Outside of this moment of calm, Suzanne seems all too willing to push other people away. She decides to begin eviction procedures against Marc to make room for a daughter who is unlikely to return to Paris. She harangues her absent partner in ways that are all too likely to solidify his impulse to stay in Montreal. And she absconds from the life of her little one, who so desperately needs his family. To Hou’s credit—and Binoche’s—the movie never judges Suzanne for these impulses. It leaves the door open to the possibility that she is guilty of the worst kind of self-sabotage, but like the character she plays in Claire Denis’s Let the Sunshine In, Suzanne may well be more of a victim of circumstance. Both Denis’s film and Flight of the Red Balloon allow for the complex possibility that life, in all of its messiness, accommodates the option that someone might be achingly lonely for reasons outside of their control and that they might also be responsible for driving people out of their lives.

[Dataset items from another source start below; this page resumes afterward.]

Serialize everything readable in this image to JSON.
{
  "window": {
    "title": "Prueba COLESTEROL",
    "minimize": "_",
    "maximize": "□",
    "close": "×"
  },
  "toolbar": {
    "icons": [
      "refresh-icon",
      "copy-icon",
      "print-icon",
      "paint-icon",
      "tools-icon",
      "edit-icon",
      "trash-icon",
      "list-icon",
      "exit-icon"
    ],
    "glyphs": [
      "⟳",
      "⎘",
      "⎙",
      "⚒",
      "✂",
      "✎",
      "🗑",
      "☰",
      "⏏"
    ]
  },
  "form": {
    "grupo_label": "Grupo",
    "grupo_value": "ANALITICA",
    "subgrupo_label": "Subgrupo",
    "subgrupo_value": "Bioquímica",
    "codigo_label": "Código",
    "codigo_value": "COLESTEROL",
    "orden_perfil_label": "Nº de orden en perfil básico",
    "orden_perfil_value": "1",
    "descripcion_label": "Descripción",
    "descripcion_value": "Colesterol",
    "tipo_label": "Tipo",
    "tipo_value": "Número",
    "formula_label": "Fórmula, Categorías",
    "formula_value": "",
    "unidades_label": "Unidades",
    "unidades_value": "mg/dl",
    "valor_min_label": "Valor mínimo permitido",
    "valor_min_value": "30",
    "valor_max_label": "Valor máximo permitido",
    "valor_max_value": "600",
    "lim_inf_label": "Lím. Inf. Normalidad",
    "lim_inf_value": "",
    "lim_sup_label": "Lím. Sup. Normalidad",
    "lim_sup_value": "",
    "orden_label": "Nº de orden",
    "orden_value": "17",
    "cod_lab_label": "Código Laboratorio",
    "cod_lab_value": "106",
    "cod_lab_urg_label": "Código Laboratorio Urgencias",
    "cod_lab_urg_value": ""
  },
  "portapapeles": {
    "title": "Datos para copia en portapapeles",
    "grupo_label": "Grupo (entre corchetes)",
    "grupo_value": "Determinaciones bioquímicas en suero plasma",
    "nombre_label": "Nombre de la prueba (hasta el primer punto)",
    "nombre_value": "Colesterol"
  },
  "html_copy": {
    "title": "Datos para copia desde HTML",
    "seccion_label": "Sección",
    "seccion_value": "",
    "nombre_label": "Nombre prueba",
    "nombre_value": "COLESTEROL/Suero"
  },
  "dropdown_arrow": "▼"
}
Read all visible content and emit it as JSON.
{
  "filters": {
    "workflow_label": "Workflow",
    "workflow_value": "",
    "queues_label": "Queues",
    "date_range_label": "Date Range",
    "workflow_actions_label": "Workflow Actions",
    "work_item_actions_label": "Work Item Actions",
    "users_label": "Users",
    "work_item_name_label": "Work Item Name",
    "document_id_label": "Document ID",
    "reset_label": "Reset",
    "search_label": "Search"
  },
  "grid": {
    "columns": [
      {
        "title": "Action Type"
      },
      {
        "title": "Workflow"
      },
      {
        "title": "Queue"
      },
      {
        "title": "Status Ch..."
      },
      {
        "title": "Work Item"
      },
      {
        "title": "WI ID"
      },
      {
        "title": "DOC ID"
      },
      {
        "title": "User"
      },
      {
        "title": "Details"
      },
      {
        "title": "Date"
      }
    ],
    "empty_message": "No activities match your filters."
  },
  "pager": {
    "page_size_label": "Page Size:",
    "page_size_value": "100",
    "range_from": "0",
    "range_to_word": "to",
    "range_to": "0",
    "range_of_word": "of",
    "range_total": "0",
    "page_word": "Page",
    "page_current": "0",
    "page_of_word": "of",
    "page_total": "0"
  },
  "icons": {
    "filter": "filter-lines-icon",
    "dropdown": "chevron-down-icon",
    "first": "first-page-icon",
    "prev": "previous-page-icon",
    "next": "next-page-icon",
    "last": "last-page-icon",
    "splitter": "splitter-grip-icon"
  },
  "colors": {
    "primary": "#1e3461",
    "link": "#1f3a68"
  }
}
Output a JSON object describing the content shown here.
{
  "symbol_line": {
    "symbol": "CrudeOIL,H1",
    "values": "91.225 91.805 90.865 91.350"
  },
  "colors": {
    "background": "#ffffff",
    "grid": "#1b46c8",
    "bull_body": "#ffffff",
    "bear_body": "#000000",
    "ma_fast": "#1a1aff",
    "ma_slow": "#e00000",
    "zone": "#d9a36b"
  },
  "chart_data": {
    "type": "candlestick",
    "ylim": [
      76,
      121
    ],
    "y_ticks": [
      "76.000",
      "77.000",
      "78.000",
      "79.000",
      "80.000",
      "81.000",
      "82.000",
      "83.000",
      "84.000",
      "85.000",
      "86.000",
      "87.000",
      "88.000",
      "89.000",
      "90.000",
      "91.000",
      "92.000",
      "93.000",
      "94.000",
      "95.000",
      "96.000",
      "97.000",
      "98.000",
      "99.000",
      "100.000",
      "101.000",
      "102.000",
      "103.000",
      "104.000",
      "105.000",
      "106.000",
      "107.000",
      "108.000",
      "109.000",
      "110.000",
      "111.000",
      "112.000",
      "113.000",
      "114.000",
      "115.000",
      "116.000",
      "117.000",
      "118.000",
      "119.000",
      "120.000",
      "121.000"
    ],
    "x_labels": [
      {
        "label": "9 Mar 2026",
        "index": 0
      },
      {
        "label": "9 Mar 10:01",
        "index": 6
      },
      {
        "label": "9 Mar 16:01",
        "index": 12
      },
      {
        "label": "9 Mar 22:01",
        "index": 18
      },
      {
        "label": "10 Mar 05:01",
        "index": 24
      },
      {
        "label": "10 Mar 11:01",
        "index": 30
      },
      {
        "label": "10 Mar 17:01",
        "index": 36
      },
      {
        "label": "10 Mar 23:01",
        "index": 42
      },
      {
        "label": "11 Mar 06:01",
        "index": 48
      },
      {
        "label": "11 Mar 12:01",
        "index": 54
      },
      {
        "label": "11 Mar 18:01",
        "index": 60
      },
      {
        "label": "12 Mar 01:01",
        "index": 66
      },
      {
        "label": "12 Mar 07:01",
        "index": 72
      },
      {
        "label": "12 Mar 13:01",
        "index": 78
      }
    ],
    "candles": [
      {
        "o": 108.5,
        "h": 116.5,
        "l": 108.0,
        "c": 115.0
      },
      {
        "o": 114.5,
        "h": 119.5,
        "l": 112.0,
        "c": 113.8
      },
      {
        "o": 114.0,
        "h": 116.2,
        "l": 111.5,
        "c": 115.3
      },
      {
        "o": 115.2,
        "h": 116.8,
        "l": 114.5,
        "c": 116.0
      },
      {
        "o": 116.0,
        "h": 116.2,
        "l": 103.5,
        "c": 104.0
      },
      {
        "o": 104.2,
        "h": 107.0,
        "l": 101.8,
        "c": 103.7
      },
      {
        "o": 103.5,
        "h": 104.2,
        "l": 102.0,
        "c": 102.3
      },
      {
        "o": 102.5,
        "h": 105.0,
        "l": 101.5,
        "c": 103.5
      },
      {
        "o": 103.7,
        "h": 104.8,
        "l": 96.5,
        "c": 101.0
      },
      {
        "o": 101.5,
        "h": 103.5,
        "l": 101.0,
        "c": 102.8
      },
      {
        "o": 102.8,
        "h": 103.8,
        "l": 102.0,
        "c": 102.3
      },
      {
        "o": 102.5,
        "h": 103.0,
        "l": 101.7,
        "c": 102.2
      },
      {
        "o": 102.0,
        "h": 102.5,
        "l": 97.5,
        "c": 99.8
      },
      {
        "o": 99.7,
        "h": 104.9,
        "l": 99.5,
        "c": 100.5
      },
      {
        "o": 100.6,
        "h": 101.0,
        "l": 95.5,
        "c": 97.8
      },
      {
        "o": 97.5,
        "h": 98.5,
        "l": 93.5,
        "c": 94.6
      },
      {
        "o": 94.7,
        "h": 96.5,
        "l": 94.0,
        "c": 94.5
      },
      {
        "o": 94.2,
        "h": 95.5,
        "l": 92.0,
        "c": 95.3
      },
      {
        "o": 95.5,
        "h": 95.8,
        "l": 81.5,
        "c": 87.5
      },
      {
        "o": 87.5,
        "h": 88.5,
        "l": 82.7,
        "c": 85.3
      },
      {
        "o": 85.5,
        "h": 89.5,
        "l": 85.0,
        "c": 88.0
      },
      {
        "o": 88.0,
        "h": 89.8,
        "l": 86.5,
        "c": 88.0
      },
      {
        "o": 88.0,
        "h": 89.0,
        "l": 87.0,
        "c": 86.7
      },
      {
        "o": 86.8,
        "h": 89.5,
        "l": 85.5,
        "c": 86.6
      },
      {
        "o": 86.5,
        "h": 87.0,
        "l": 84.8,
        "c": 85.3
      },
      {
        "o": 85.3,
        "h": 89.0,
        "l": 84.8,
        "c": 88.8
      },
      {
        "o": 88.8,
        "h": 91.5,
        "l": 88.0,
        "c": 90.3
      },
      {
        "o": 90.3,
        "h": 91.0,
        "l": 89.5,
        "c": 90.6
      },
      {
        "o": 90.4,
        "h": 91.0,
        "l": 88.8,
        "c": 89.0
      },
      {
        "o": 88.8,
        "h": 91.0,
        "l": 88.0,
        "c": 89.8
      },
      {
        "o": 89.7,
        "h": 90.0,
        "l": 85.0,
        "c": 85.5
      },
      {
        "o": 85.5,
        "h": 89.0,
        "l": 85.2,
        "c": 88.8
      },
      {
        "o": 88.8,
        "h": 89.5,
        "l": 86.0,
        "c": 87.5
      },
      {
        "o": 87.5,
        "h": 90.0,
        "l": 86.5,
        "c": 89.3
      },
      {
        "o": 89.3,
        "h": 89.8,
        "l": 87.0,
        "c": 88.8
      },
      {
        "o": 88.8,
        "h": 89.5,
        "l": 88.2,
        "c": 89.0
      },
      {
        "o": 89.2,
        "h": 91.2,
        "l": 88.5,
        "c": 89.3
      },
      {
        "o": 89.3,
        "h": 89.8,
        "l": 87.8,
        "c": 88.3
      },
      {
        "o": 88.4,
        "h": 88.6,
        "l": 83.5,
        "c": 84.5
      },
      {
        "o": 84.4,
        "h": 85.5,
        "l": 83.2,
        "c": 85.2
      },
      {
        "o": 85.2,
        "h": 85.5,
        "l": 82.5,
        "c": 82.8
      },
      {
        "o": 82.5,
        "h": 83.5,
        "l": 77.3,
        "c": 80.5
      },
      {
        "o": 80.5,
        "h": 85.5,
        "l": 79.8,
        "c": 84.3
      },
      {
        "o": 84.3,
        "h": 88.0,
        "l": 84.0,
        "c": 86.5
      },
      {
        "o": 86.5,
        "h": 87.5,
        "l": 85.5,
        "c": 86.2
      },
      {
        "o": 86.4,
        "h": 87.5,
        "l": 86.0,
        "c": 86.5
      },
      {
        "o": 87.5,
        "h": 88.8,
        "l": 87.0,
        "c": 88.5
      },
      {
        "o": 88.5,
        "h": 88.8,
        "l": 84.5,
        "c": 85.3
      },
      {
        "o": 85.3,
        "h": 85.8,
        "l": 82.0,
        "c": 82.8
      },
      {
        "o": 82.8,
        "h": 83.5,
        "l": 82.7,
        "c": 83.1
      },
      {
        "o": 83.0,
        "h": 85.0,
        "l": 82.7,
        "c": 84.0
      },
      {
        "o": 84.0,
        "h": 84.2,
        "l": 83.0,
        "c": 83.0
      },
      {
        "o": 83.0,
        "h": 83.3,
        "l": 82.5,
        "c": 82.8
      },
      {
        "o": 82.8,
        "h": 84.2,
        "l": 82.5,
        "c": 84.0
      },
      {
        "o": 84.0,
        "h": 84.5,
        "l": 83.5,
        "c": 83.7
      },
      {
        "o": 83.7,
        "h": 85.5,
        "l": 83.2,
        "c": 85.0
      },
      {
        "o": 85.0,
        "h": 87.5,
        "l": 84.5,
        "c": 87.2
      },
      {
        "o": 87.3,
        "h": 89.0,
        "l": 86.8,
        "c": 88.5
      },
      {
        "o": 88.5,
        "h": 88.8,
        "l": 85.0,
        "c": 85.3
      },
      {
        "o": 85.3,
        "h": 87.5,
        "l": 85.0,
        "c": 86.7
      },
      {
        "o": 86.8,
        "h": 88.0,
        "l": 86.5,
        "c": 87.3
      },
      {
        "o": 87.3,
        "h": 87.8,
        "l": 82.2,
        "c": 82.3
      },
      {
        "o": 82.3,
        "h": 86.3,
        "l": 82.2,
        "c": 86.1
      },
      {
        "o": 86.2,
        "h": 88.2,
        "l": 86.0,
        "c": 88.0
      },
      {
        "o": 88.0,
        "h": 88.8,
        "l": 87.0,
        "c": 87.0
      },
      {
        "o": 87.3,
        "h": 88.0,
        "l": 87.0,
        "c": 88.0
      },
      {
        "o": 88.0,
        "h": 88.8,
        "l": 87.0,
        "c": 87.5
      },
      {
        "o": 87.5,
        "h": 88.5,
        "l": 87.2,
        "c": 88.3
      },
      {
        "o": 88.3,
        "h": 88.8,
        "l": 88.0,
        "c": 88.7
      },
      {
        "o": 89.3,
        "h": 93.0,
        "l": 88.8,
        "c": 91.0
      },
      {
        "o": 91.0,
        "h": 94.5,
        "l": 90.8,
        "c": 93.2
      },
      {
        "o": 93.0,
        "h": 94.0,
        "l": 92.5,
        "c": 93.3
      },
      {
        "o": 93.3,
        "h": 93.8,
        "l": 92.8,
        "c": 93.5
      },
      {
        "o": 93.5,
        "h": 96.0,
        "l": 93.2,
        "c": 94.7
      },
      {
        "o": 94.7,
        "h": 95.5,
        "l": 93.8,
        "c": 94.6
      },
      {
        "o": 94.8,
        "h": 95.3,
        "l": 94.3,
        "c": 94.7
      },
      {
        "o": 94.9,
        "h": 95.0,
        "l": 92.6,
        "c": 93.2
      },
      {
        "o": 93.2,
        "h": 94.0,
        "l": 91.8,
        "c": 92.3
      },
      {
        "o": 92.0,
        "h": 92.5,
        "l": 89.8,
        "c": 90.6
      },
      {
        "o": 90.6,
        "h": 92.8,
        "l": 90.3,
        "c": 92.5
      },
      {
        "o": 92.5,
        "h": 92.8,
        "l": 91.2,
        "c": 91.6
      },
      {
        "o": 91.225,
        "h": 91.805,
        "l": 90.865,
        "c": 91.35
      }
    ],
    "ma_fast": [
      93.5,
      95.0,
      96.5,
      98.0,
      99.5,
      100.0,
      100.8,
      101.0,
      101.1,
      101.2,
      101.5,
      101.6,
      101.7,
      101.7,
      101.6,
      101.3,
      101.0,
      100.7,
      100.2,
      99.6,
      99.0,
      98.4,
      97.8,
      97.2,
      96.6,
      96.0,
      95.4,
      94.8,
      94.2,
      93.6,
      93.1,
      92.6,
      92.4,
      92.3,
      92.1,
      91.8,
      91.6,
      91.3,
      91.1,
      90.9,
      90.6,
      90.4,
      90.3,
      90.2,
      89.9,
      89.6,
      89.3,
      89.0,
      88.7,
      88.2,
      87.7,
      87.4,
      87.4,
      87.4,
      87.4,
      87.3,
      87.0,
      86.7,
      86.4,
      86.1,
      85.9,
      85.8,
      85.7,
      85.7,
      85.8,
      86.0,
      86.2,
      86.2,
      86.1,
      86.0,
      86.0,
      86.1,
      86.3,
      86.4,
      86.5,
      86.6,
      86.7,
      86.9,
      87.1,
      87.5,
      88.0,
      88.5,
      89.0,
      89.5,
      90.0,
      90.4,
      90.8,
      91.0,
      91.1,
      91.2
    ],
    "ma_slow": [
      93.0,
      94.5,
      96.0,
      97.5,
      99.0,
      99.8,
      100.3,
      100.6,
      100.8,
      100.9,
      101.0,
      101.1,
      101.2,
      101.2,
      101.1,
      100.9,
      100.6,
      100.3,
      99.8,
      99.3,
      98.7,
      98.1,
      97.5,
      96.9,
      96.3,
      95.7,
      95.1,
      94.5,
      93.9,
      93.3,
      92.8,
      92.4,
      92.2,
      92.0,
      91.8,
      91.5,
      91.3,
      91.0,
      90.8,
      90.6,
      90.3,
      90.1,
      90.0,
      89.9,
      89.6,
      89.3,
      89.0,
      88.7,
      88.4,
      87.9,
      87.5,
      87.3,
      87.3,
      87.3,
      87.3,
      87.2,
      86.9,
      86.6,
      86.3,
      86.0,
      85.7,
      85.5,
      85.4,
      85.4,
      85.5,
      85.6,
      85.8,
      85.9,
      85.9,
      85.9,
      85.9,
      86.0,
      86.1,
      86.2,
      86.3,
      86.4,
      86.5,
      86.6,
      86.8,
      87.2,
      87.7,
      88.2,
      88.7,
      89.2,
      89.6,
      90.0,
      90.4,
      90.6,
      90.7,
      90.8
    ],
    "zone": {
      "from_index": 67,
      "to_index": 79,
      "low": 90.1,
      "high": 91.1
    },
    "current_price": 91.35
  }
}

In Flight of the Red Balloon’s most extraordinary sequence—also shot in a single take—Suzanne has a piano moved from Marc’s floor to hers and brings a blind tuner in to fix it. Suzanne takes a call from her daughter, who reveals offscreen that she will not be returning to Paris. A wounded Suzanne hangs up the phone, and then she quizzes her young son about his day at school, showing him deep, uncomplicated motherly affection. The last time we see Suzanne in the film, just a few minutes after her devastating news, she is smiling as she watches the piano tuner, and the image is quite simply beautiful. This may be a portrait of resilience. But it really just feels like a portrait of a complicated woman. The movie ends with Simon on a class field trip to the Musée d’Orsay, where he and his classmates look at a painting they describe as “a little bit happy, a little bit sad.” The same could be said about Suzanne, a character rendered with delicate specificity and grace by the singular movie star and artist at the center of Hou’s work of art.